Quando appareceu já o Templo estava povoado de adolescentes nús; tocavam as harpas muito casadas aos violinos.

As luzes num grande desacordo de côr davam ao Templo uma refulgencia que fazia esquecer a Terra...

A Princesa de Tuscolo e Ivanwitch, que tinham vindo antes, observavam os adolescentes. Alguns eram do Stadio, gymnastas e jongleurs precoces.

Outros eram ingenuos camponezitos de Corfu; havia lindas raparigas de Corintho e um anão de Colonia, resgatado havia pouco a uma companhia de zingaros.

Tocaram as harpas o Canto de Sapho e depois Rhythmos de dança, numa harmonia dolente.

Maria Peregrina chamou duas negras, que, a um canto, cortavam aquelle mar de luz com os corpos de sombra, e entregou-lhes a falteta.

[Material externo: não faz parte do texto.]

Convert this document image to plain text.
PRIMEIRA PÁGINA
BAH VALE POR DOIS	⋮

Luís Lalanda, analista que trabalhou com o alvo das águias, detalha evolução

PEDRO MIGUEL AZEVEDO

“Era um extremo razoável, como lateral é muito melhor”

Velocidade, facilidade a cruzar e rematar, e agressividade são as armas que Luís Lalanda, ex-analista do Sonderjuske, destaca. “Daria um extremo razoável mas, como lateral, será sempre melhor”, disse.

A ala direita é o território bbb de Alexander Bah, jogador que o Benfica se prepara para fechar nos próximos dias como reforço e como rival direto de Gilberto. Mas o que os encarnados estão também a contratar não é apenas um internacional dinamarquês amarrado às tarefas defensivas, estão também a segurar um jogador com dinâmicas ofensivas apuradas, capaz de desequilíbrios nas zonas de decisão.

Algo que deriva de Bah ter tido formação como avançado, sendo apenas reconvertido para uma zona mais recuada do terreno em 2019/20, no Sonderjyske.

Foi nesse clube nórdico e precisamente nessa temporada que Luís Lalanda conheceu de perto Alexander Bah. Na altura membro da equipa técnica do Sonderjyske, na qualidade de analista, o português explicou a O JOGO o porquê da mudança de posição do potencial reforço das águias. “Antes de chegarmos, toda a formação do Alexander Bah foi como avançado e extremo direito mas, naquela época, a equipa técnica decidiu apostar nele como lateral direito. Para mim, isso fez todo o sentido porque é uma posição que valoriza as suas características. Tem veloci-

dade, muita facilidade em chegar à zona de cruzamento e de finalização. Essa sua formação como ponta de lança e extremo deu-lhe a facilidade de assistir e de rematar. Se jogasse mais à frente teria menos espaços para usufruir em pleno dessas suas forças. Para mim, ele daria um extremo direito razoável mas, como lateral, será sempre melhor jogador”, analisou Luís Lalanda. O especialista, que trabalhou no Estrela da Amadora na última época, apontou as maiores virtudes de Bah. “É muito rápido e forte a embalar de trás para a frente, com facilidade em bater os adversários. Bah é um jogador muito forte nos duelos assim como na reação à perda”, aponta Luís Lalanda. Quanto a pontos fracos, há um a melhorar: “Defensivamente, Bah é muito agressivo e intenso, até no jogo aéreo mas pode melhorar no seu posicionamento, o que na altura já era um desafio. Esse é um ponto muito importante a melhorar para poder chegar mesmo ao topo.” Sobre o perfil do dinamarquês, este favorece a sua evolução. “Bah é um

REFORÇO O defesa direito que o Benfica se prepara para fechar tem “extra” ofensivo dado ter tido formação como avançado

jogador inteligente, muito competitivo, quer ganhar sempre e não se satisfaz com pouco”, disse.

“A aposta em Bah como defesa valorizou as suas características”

O resto da toilette era uma simples fita larga, de velludo-musgo, que a enroscava desde o busto aos quadris.

Tirou-a, mostrando as lindas formas em que sobresahia um ventre perfeitissimo, especie de salva de metal moreno fulgente, peitos de formas certas, que não temiam desmanchar-se no ardor da dança, e ancas sumidas, contrastes do typo extranho de femme-garçon, de geito a servirem a flexura rara do seu corpo resumante de sensualidade e adolescencia...

Todos se desembaraçaram dos vestuarios. Era madrugada.